Russian entrepreneur, Anton Yakovlev, who founded business contact marketplace SAEX, says: " [In the U.S.], the whole country is geared to work for entrepreneurs. Even if someone works for Google, he has something personal -- his own website or a blog -- and he's thinking about how to monetize. At some point it becomes a viable business and goes all the way."
6. You believe in, and forgive, yourself
You need to feel secure in what you have to offer the world, because you're going to have to convince others of it too. Employees will need to have faith in your vision and ability to lead. Investors will need to be won round by your self-belief and grit. Adi Shemesh says "your biggest limitation is yourself. Try to break all the barriers you have in your head. Don't make yourself, your business, the potential of it all small because it's not."
Xander Schultz says you also need to know when to forgive yourself. "when you're being entrepreneurial, there are a lot of failures throughout the process […] it's important to understand you can improve and having a hunger to improve without beating yourself up, eating yourself alive when you make mistakes."
7. You have a support network
You may not know all the right people to kickstart your business just yet -- but hopefully you know some who are going to support you emotionally through the highs and lows. Entrepreneurship can be lonely, and really helps to have a trusted circle of people around you to let off steam to.
Sonny Tosco says his support network has been a pivotal determining factor in his success: "Two of my best friends are founders of their own companies so they understand the highs and lows of running a business. I have had multiple Heinekens with them in order to celebrate and vent about milestones in the Limelight journey."
invisu.me CEO Donna Griffit started her company -- which helps startups create one-pagers for investors -- with her husband, Jonathan "who's been doing this since the age of 19 and who believes in me and coaches me through it. It's amazing working together!", she says.
8. You value flexibility over routine
The freedom to determine your own working hours at the helm of a startup is something Jason Demant really values: "I get to set my calendar every day, I'm setting the direction of the company with my co-founders and employees -- we get to decide where we go and how we get there and that's an extremely satisfying way to live a life in terms of business." If the neat structure of a 9-5, 40 hour working week really appeals, then the freewheeling timetable of an entrepreneurial venture probably won't.
You have to be prepared to pull immensely long hours -- but you can equally give yourself time off when needed. And of course you don't mind getting your hands dirty, or wearing many hats. "CEO stands for Chief Everything Officer," quips Offir Gutzelson.
9. You're decisive
There isn't much space in entrepreneurship for wavering. You'll be deluged with information and advice but it's up to you to cut through all the noise. Adi Shemesh warns that "everyone has an opinion but in the end I'm the only one who has all the necessary information to make decisions about my business. I'm the only one with the full picture." The "just do it" mentality is one close to Yosi Taguri's heart: "We're living very short lives - so I don't want to look back on the way out and say, oh I should have done this or that."

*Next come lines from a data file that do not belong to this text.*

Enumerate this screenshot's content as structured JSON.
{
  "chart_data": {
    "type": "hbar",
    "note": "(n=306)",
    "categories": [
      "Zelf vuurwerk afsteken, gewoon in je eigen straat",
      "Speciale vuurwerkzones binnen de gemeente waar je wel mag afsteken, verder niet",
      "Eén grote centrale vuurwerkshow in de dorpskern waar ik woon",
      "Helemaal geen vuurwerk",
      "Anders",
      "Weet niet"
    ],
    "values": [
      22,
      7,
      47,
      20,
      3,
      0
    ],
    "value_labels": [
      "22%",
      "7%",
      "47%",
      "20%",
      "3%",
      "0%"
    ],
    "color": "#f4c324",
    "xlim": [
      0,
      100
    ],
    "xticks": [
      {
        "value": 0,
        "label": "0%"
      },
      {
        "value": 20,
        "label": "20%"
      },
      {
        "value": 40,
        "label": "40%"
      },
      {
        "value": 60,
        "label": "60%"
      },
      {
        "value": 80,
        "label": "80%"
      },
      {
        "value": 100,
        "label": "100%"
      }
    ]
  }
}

10. You dream big but think small
"A journey of a thousand miles begins with a single step" -- the well-known Chinese proverb is also Anton Yakovlev's motto. High aspirations are important for anyone who wants to make a difference, but it's important not to overwhelm yourself with trying to have a huge impact in the first month. Break it down.
Successful entrepreneurs "have huge goals that they want to reach but sprint towards short term milestones," says Xander Schultz. "Yes they want to get to a million users but they ask what's actionable this month, this week?"